For context, this massive pool of wealth represents decades of home price appreciation, accelerated in recent years by pandemic-era demand surges and constrained housing supply. For private credit firms like Saluda Grade, this equity represents both collateral and opportunity — a vast reservoir of borrowing capacity that has barely been tapped relative to its total size.
Housing Supply Shortage and Aging Stock Add Further Tailwinds
The investment case for home equity doesn't rest on rates and equity accumulation alone. Eger also highlights several structural factors in the U.S. housing market that are likely to sustain demand for home equity financing for years to come.
- Supply shortage: The United States currently faces a deficit of approximately 3.5 million homes, a gap that continues to widen as new construction fails to keep pace with household formation rates.
- Increasing household formations: Demographic trends, including millennials entering peak home-buying age, are driving continued growth in the number of new households being formed each year.
- Aging housing stock: Much of America's residential housing inventory is aging rapidly, creating significant and ongoing demand for home improvement financing — a primary use case for home equity products.
Together, these factors reinforce a market environment where homeowners are both asset-rich and increasingly motivated to invest in their existing properties rather than trading up to a new home.

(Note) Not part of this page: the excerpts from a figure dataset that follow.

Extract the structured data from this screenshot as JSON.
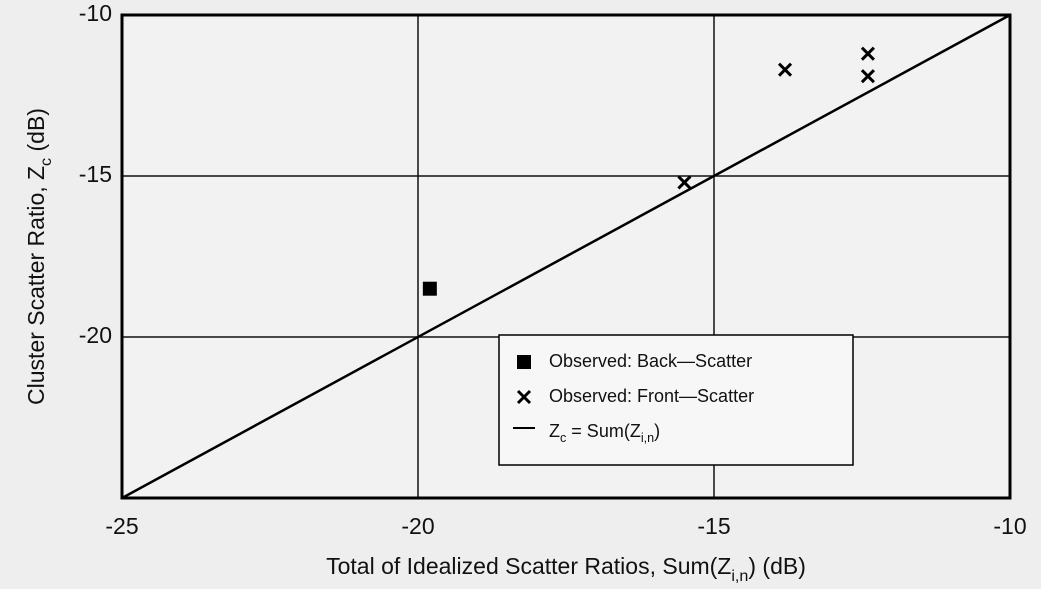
{
  "chart_data": {
    "type": "scatter",
    "x_label": [
      {
        "text": "Total of Idealized Scatter Ratios, Sum(Z"
      },
      {
        "text": "i,n",
        "sub": true
      },
      {
        "text": ") (dB)"
      }
    ],
    "y_label": [
      {
        "text": "Cluster Scatter Ratio, Z"
      },
      {
        "text": "c",
        "sub": true
      },
      {
        "text": " (dB)"
      }
    ],
    "xlim": [
      -25,
      -10
    ],
    "xticks": [
      -25,
      -20,
      -15,
      -10
    ],
    "ylim": [
      -25,
      -10
    ],
    "yticks": [
      -20,
      -15,
      -10
    ],
    "grid": true,
    "legend": "lower right",
    "series": [
      {
        "name": "Observed: Back—Scatter",
        "marker": "square",
        "color": "#000000",
        "x": [
          -19.8
        ],
        "values": [
          -18.5
        ]
      },
      {
        "name": "Observed: Front—Scatter",
        "marker": "x",
        "color": "#000000",
        "x": [
          -15.5,
          -13.8,
          -12.4,
          -12.4
        ],
        "values": [
          -15.2,
          -11.7,
          -11.2,
          -11.9
        ]
      },
      {
        "name": [
          {
            "text": "Z"
          },
          {
            "text": "c",
            "sub": true
          },
          {
            "text": " = Sum(Z"
          },
          {
            "text": "i,n",
            "sub": true
          },
          {
            "text": ")"
          }
        ],
        "type": "line",
        "color": "#000000",
        "x": [
          -25,
          -10
        ],
        "values": [
          -25,
          -10
        ]
      }
    ]
  }
}
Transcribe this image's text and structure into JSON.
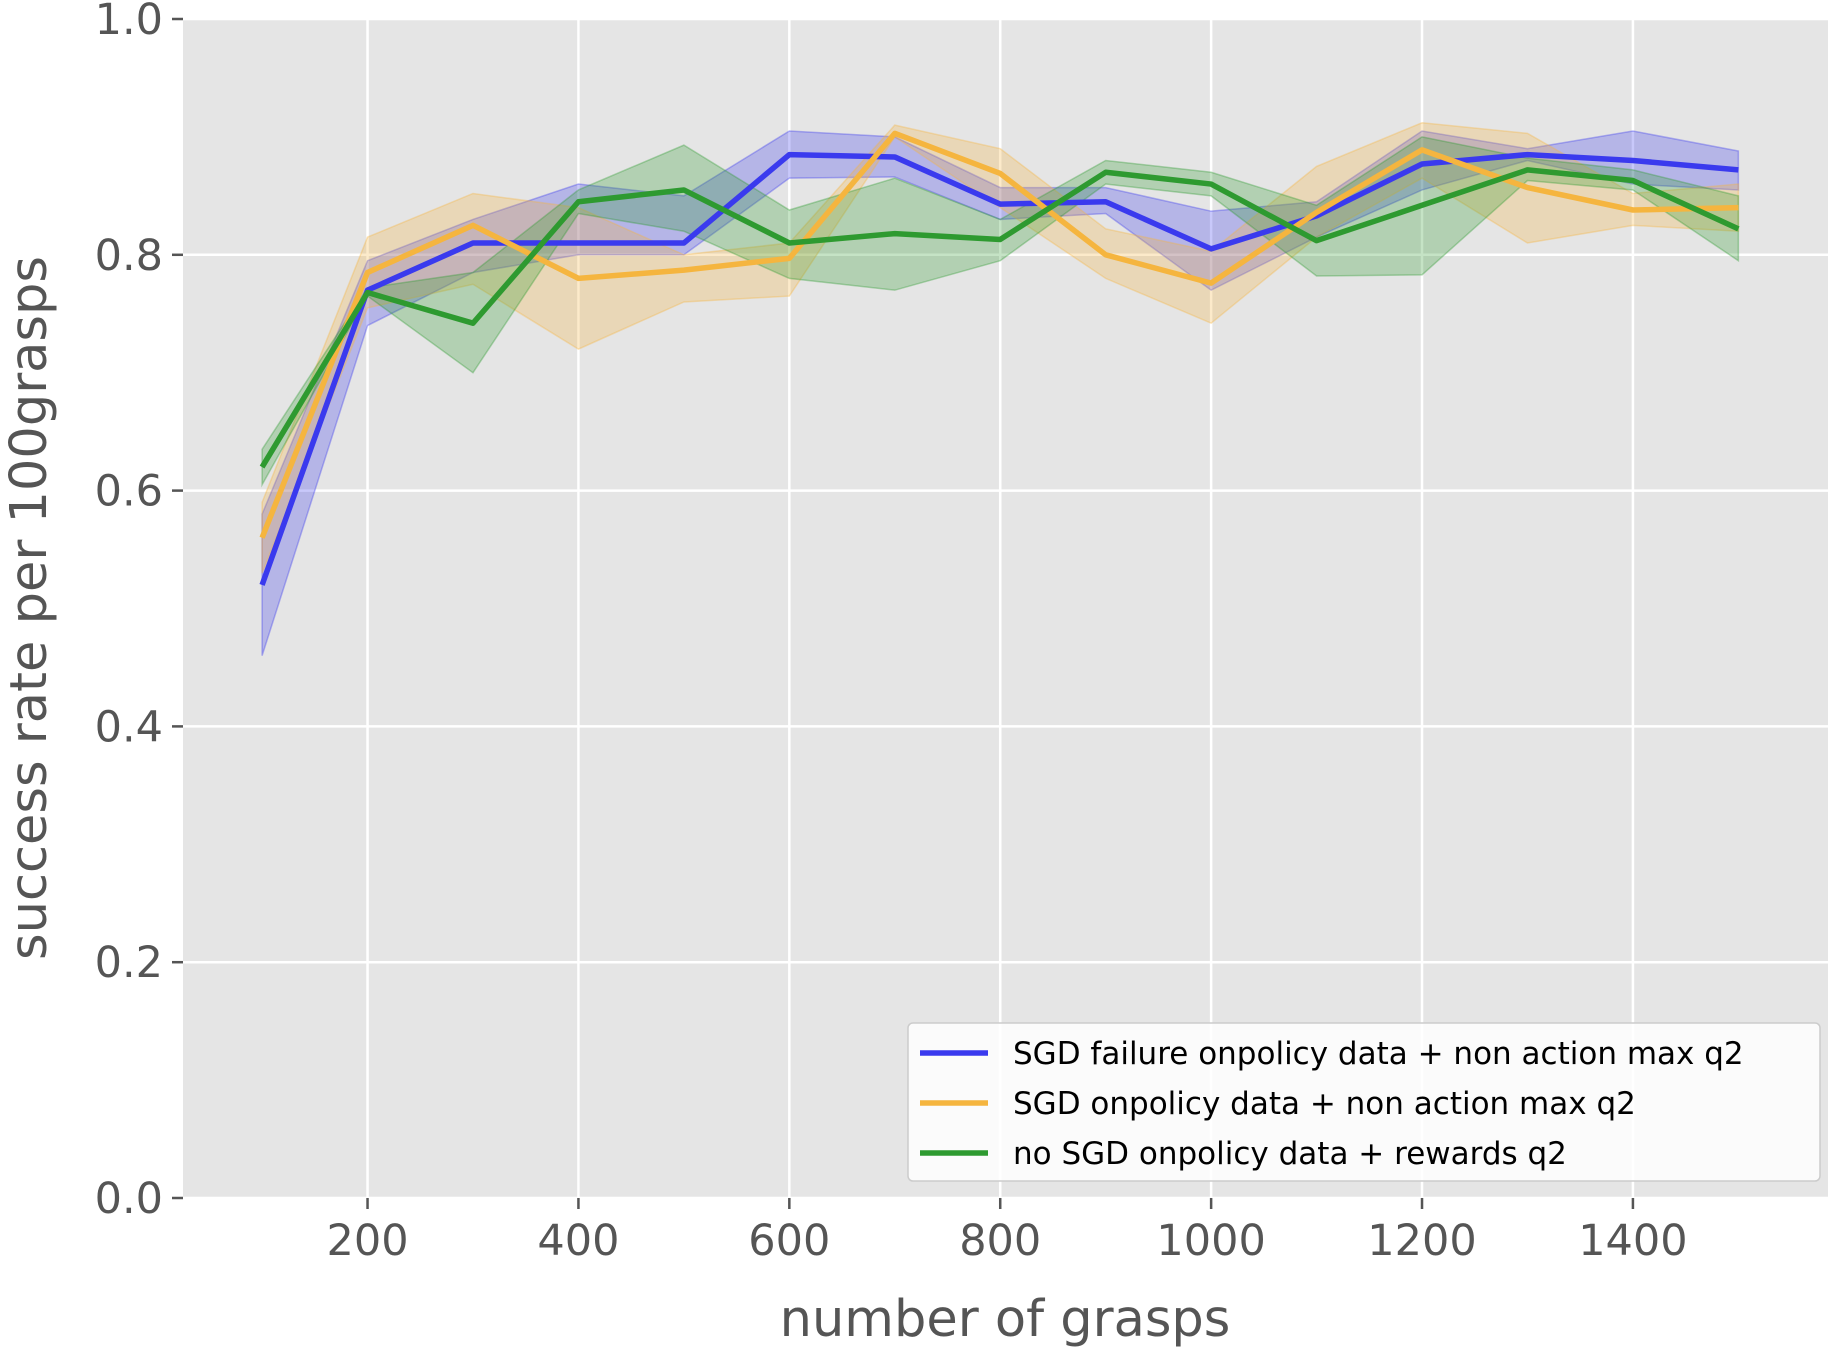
{
  "chart_data": {
    "type": "line",
    "title": "",
    "xlabel": "number of grasps",
    "ylabel": "success rate per 100grasps",
    "xlim": [
      25,
      1585
    ],
    "ylim": [
      0.0,
      1.0
    ],
    "x_ticks": [
      200,
      400,
      600,
      800,
      1000,
      1200,
      1400
    ],
    "y_ticks": [
      0.0,
      0.2,
      0.4,
      0.6,
      0.8,
      1.0
    ],
    "x_tick_labels": [
      "200",
      "400",
      "600",
      "800",
      "1000",
      "1200",
      "1400"
    ],
    "y_tick_labels": [
      "0.0",
      "0.2",
      "0.4",
      "0.6",
      "0.8",
      "1.0"
    ],
    "grid": true,
    "legend_position": "lower-right",
    "x": [
      100,
      200,
      300,
      400,
      500,
      600,
      700,
      800,
      900,
      1000,
      1100,
      1200,
      1300,
      1400,
      1500
    ],
    "series": [
      {
        "name": "SGD failure onpolicy data + non action max q2",
        "color": "#3a3aee",
        "values": [
          0.52,
          0.77,
          0.81,
          0.81,
          0.81,
          0.885,
          0.883,
          0.843,
          0.845,
          0.805,
          0.833,
          0.877,
          0.885,
          0.88,
          0.872
        ],
        "lower": [
          0.46,
          0.74,
          0.785,
          0.8,
          0.8,
          0.865,
          0.866,
          0.83,
          0.835,
          0.77,
          0.815,
          0.855,
          0.88,
          0.86,
          0.855
        ],
        "upper": [
          0.58,
          0.795,
          0.83,
          0.86,
          0.85,
          0.905,
          0.9,
          0.857,
          0.857,
          0.837,
          0.845,
          0.905,
          0.89,
          0.905,
          0.888
        ]
      },
      {
        "name": "SGD onpolicy data + non action max q2",
        "color": "#f5b53f",
        "values": [
          0.56,
          0.785,
          0.825,
          0.78,
          0.787,
          0.797,
          0.903,
          0.869,
          0.8,
          0.776,
          0.836,
          0.889,
          0.857,
          0.838,
          0.84
        ],
        "lower": [
          0.53,
          0.755,
          0.775,
          0.72,
          0.76,
          0.765,
          0.9,
          0.84,
          0.78,
          0.742,
          0.815,
          0.865,
          0.81,
          0.825,
          0.82
        ],
        "upper": [
          0.59,
          0.815,
          0.852,
          0.84,
          0.8,
          0.81,
          0.91,
          0.89,
          0.822,
          0.803,
          0.875,
          0.912,
          0.903,
          0.852,
          0.86
        ]
      },
      {
        "name": "no SGD onpolicy data + rewards q2",
        "color": "#2e9a30",
        "values": [
          0.62,
          0.768,
          0.742,
          0.845,
          0.855,
          0.81,
          0.818,
          0.813,
          0.87,
          0.86,
          0.812,
          0.842,
          0.872,
          0.863,
          0.822
        ],
        "lower": [
          0.605,
          0.765,
          0.7,
          0.835,
          0.82,
          0.78,
          0.77,
          0.795,
          0.86,
          0.85,
          0.782,
          0.783,
          0.863,
          0.855,
          0.795
        ],
        "upper": [
          0.635,
          0.772,
          0.785,
          0.855,
          0.893,
          0.838,
          0.865,
          0.83,
          0.88,
          0.87,
          0.842,
          0.9,
          0.882,
          0.872,
          0.85
        ]
      }
    ]
  }
}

That creates a durable and expanding market for the kinds of home equity lending products that Saluda Grade finances.
Portfolio Performance: No Stress Signals in Sight
With a total portfolio of approximately $4 billion — the majority of which is comprised of residential assets — Saluda Grade has a meaningful window into the real-world performance of home equity borrowers. And according to Eger, the consumer stress that some economists and market observers have flagged at a macro level has not materialized in any meaningful way within the firm's book of business.

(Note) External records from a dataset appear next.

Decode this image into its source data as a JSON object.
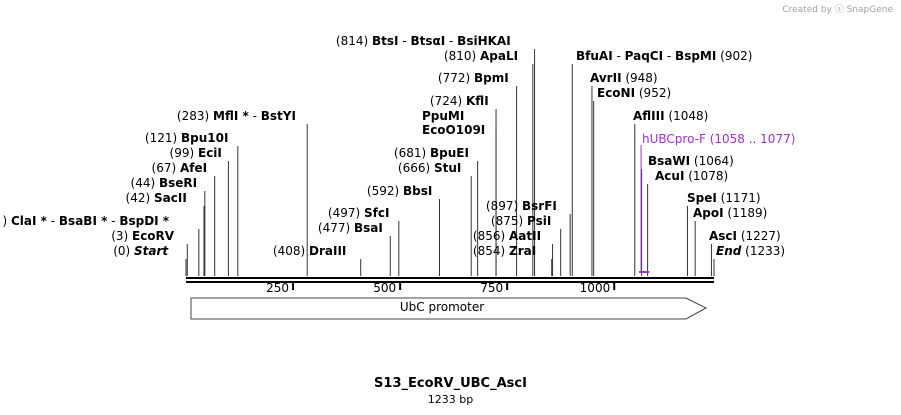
{
  "credit": "Created by ⓢ SnapGene",
  "title": "S13_EcoRV_UBC_AscI",
  "subtitle": "1233 bp",
  "backbone": {
    "total_bp": 1233
  },
  "ticks": [
    {
      "pos": 250,
      "label": "250"
    },
    {
      "pos": 500,
      "label": "500"
    },
    {
      "pos": 750,
      "label": "750"
    },
    {
      "pos": 1000,
      "label": "1000"
    }
  ],
  "feature": {
    "label": "UbC promoter",
    "start": 1,
    "end": 1227
  },
  "primer": {
    "name": "hUBCpro-F",
    "range": "(1058 .. 1077)",
    "start": 1058,
    "end": 1077,
    "color": "#a030d0"
  },
  "sites": [
    {
      "id": "bts",
      "names": [
        "BtsI",
        "BtsαI",
        "BsiHKAI"
      ],
      "pos_text": "(814)",
      "pos": 814,
      "pos_side": "left"
    },
    {
      "id": "apali",
      "names": [
        "ApaLI"
      ],
      "pos_text": "(810)",
      "pos": 810,
      "pos_side": "left"
    },
    {
      "id": "bpmi",
      "names": [
        "BpmI"
      ],
      "pos_text": "(772)",
      "pos": 772,
      "pos_side": "left"
    },
    {
      "id": "kfli",
      "names": [
        "KflI"
      ],
      "pos_text": "(724)",
      "pos": 724,
      "pos_side": "left"
    },
    {
      "id": "ppumi",
      "names": [
        "PpuMI"
      ],
      "pos_text": "",
      "pos": 724,
      "pos_side": "left"
    },
    {
      "id": "ecoo109i",
      "names": [
        "EcoO109I"
      ],
      "pos_text": "",
      "pos": 724,
      "pos_side": "left"
    },
    {
      "id": "bpuei",
      "names": [
        "BpuEI"
      ],
      "pos_text": "(681)",
      "pos": 681,
      "pos_side": "left"
    },
    {
      "id": "stui",
      "names": [
        "StuI"
      ],
      "pos_text": "(666)",
      "pos": 666,
      "pos_side": "left"
    },
    {
      "id": "bbsi",
      "names": [
        "BbsI"
      ],
      "pos_text": "(592)",
      "pos": 592,
      "pos_side": "left"
    },
    {
      "id": "sfci",
      "names": [
        "SfcI"
      ],
      "pos_text": "(497)",
      "pos": 497,
      "pos_side": "left"
    },
    {
      "id": "bsai",
      "names": [
        "BsaI"
      ],
      "pos_text": "(477)",
      "pos": 477,
      "pos_side": "left"
    },
    {
      "id": "draiii",
      "names": [
        "DraIII"
      ],
      "pos_text": "(408)",
      "pos": 408,
      "pos_side": "left"
    },
    {
      "id": "mfli",
      "names": [
        "MflI *",
        "BstYI"
      ],
      "pos_text": "(283)",
      "pos": 283,
      "pos_side": "left"
    },
    {
      "id": "bpu10i",
      "names": [
        "Bpu10I"
      ],
      "pos_text": "(121)",
      "pos": 121,
      "pos_side": "left"
    },
    {
      "id": "ecii",
      "names": [
        "EciI"
      ],
      "pos_text": "(99)",
      "pos": 99,
      "pos_side": "left"
    },
    {
      "id": "afei",
      "names": [
        "AfeI"
      ],
      "pos_text": "(67)",
      "pos": 67,
      "pos_side": "left"
    },
    {
      "id": "bseri",
      "names": [
        "BseRI"
      ],
      "pos_text": "(44)",
      "pos": 44,
      "pos_side": "left"
    },
    {
      "id": "sacii",
      "names": [
        "SacII"
      ],
      "pos_text": "(42)",
      "pos": 42,
      "pos_side": "left"
    },
    {
      "id": "clai",
      "names": [
        "ClaI *",
        "BsaBI *",
        "BspDI *"
      ],
      "pos_text": ")",
      "pos": 30,
      "pos_side": "left"
    },
    {
      "id": "ecorv",
      "names": [
        "EcoRV"
      ],
      "pos_text": "(3)",
      "pos": 3,
      "pos_side": "left"
    },
    {
      "id": "start",
      "names": [
        "Start"
      ],
      "pos_text": "(0)",
      "pos": 0,
      "pos_side": "left",
      "italic": true
    },
    {
      "id": "bfuai",
      "names": [
        "BfuAI",
        "PaqCI",
        "BspMI"
      ],
      "pos_text": "(902)",
      "pos": 902,
      "pos_side": "right"
    },
    {
      "id": "avrii",
      "names": [
        "AvrII"
      ],
      "pos_text": "(948)",
      "pos": 948,
      "pos_side": "right"
    },
    {
      "id": "econi",
      "names": [
        "EcoNI"
      ],
      "pos_text": "(952)",
      "pos": 952,
      "pos_side": "right"
    },
    {
      "id": "aflii",
      "names": [
        "AflIII"
      ],
      "pos_text": "(1048)",
      "pos": 1048,
      "pos_side": "right"
    },
    {
      "id": "bsawi",
      "names": [
        "BsaWI"
      ],
      "pos_text": "(1064)",
      "pos": 1064,
      "pos_side": "right"
    },
    {
      "id": "acui",
      "names": [
        "AcuI"
      ],
      "pos_text": "(1078)",
      "pos": 1078,
      "pos_side": "right"
    },
    {
      "id": "spei",
      "names": [
        "SpeI"
      ],
      "pos_text": "(1171)",
      "pos": 1171,
      "pos_side": "right"
    },
    {
      "id": "apoi",
      "names": [
        "ApoI"
      ],
      "pos_text": "(1189)",
      "pos": 1189,
      "pos_side": "right"
    },
    {
      "id": "asci",
      "names": [
        "AscI"
      ],
      "pos_text": "(1227)",
      "pos": 1227,
      "pos_side": "right"
    },
    {
      "id": "end",
      "names": [
        "End"
      ],
      "pos_text": "(1233)",
      "pos": 1233,
      "pos_side": "right",
      "italic": true
    },
    {
      "id": "bsrfi",
      "names": [
        "BsrFI"
      ],
      "pos_text": "(897)",
      "pos": 897,
      "pos_side": "left"
    },
    {
      "id": "psii",
      "names": [
        "PsiI"
      ],
      "pos_text": "(875)",
      "pos": 875,
      "pos_side": "left"
    },
    {
      "id": "aatii",
      "names": [
        "AatII"
      ],
      "pos_text": "(856)",
      "pos": 856,
      "pos_side": "left"
    },
    {
      "id": "zrai",
      "names": [
        "ZraI"
      ],
      "pos_text": "(854)",
      "pos": 854,
      "pos_side": "left"
    }
  ]
}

This is a significant data point for investors weighing the risk-reward profile of home equity assets. While credit card delinquencies and auto loan defaults have ticked upward in some segments of the consumer market, secured home equity products benefit from the cushion of real property collateral — and from borrowers who, by definition, have significant equity stakes to protect.

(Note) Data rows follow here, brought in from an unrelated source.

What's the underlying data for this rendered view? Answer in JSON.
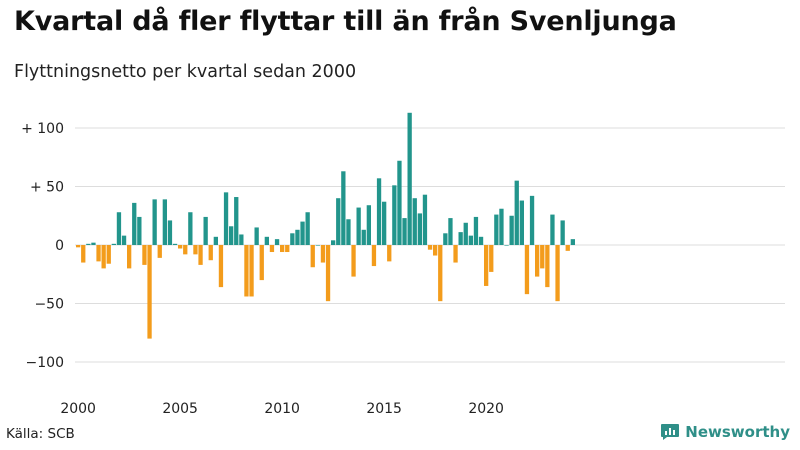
{
  "header": {
    "title": "Kvartal då fler flyttar till än från Svenljunga",
    "subtitle": "Flyttningsnetto per kvartal sedan 2000"
  },
  "footer": {
    "source": "Källa: SCB",
    "brand": "Newsworthy",
    "logo_icon": "bar-chart-icon"
  },
  "colors": {
    "positive": "#22958c",
    "negative": "#f39c1c",
    "grid": "#dddddd",
    "brand": "#2f8f88"
  },
  "chart_data": {
    "type": "bar",
    "title": "Kvartal då fler flyttar till än från Svenljunga",
    "subtitle": "Flyttningsnetto per kvartal sedan 2000",
    "x_start": "2000-Q1",
    "frequency": "quarter",
    "x_ticks": [
      "2000",
      "2005",
      "2010",
      "2015",
      "2020"
    ],
    "y_ticks": [
      {
        "value": 100,
        "label": "+ 100"
      },
      {
        "value": 50,
        "label": "+  50"
      },
      {
        "value": 0,
        "label": "0"
      },
      {
        "value": -50,
        "label": "−50"
      },
      {
        "value": -100,
        "label": "−100"
      }
    ],
    "ylim": [
      -110,
      115
    ],
    "grid": true,
    "legend": "none",
    "values": [
      -2,
      -15,
      1,
      2,
      -14,
      -20,
      -16,
      1,
      28,
      8,
      -20,
      36,
      24,
      -17,
      -80,
      39,
      -11,
      39,
      21,
      1,
      -3,
      -8,
      28,
      -8,
      -17,
      24,
      -13,
      7,
      -36,
      45,
      16,
      41,
      9,
      -44,
      -44,
      15,
      -30,
      7,
      -6,
      5,
      -6,
      -6,
      10,
      13,
      20,
      28,
      -19,
      0,
      -15,
      -48,
      4,
      40,
      63,
      22,
      -27,
      32,
      13,
      34,
      -18,
      57,
      37,
      -14,
      51,
      72,
      23,
      113,
      40,
      27,
      43,
      -4,
      -9,
      -48,
      10,
      23,
      -15,
      11,
      19,
      8,
      24,
      7,
      -35,
      -23,
      26,
      31,
      0,
      25,
      55,
      38,
      -42,
      42,
      -27,
      -20,
      -36,
      26,
      -48,
      21,
      -5,
      5
    ]
  }
}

Why Home Equity Stands Out in the Private Credit Landscape
The private credit market has grown dramatically over the past decade, with investors searching for yield in an increasingly competitive environment. Home equity assets offer a distinctive combination of characteristics that make them appealing within this broader landscape.
First, they are secured by real property, providing a meaningful layer of downside protection compared to unsecured consumer credit. Second, the rate lock-in dynamic described by Eger creates a captive borrower base that is unlikely to prepay, offering more predictable cash flows than many other asset types. Third, the sheer scale of the addressable market — nearly $35 trillion — means there is ample room for institutional capital to participate without crowding out returns.
The Bottom Line: Structural Strength Over Macro Noise
Saluda Grade's continued commitment to home equity assets reflects a disciplined focus on structural fundamentals over short-term macro concerns. With 75% of mortgaged homeowners locked into below-market rates, a $35 trillion pool of residential equity to finance, a persistent national housing shortage, and a portfolio showing no signs of stress, the firm's thesis appears well-grounded.
For investors and market participants looking to navigate an uncertain macroeconomic environment, the home equity space may offer exactly the kind of durable, collateral-backed resilience that is increasingly hard to find elsewhere in the credit markets. Saluda Grade, for one, is betting that story has plenty of runway left.